No one went to the cops or investigated his claim further, she said.

“The family stopped talking about it. It was like they just put it away and no one wanted to pay attention to it anymore,” she said.

The New York Times reported Sunday that Hernandez made his startling confession at St. Anthony of Padua, a Catholic church in Camden, N.J.

“He confessed to the group,” Thomas Rivera, who led the parish’s prayer meetings at the time, told the paper.

Rivera, 76, who was questioned by NYPD detectives last week and asked to keep quiet, said he did not contact police “because (Hernandez) did not confess to me” in a one-on-one setting, the paper reported.

Hernandez’s confession back then, when he was in his 20s, could be used by detectives to corroborate his recent admission to being Etan’s killer — which has been shrouded in doubt by his diagnoses of bipolar disorder and schizophrenia.

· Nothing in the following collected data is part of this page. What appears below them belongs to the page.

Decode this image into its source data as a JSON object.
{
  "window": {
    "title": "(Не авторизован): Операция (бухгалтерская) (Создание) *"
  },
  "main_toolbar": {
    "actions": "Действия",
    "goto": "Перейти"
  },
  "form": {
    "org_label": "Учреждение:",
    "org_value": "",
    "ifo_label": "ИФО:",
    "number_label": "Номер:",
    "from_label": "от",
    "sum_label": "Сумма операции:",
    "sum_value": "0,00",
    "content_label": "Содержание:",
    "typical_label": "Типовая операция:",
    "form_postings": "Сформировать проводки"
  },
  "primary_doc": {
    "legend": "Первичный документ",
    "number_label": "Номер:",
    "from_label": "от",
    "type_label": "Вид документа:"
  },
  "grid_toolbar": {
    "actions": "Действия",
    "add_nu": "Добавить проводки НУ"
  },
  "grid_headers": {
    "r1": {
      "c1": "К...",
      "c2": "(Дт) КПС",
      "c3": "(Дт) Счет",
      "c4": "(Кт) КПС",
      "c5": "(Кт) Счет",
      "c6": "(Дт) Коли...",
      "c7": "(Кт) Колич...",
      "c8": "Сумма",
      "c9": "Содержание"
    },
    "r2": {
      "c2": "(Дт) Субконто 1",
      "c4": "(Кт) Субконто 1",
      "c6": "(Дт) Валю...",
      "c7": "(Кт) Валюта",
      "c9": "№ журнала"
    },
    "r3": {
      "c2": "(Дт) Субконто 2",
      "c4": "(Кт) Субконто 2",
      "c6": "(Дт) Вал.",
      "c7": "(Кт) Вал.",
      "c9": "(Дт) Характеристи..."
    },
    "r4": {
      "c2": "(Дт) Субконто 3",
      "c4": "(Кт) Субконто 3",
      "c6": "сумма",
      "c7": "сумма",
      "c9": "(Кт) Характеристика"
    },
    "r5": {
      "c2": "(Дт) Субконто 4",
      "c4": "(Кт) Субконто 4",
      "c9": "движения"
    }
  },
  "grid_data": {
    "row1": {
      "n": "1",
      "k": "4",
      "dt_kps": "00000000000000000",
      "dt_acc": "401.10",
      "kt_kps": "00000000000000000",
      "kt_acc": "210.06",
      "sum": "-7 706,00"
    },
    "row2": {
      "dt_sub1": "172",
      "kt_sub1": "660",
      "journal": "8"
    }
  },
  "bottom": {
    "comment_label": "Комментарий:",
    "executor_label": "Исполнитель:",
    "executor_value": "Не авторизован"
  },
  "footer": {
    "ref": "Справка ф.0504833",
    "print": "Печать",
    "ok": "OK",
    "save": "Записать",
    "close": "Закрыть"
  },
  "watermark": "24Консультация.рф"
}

Pedro Hernandez, who was an 18-year-old SoHo bodega stock boy in 1979 when Etan vanished, told cops last week that he killed the child on a sudden urge. Now 51 and unemployed, he was charged Friday with second-degree murder, despite questions about his mental state and a lack of physical evidence linking him to the boy.

His wife and daughter — reeling from his arrest in a sensational cold-case from 33 years ago — now fear they will become pariahs.

Rosemary and Becky Hernandez weren’t in their usual second-row seats for Sunday services at their Pentecostal church, but the flock prayed for them.

“The size of the shock, you have the idea (they must think), ‘Will people still love us?’ ” said the Rev. George Bowen, pastor of the Maranatha Christian Fellowship church in Moorestown, N.J.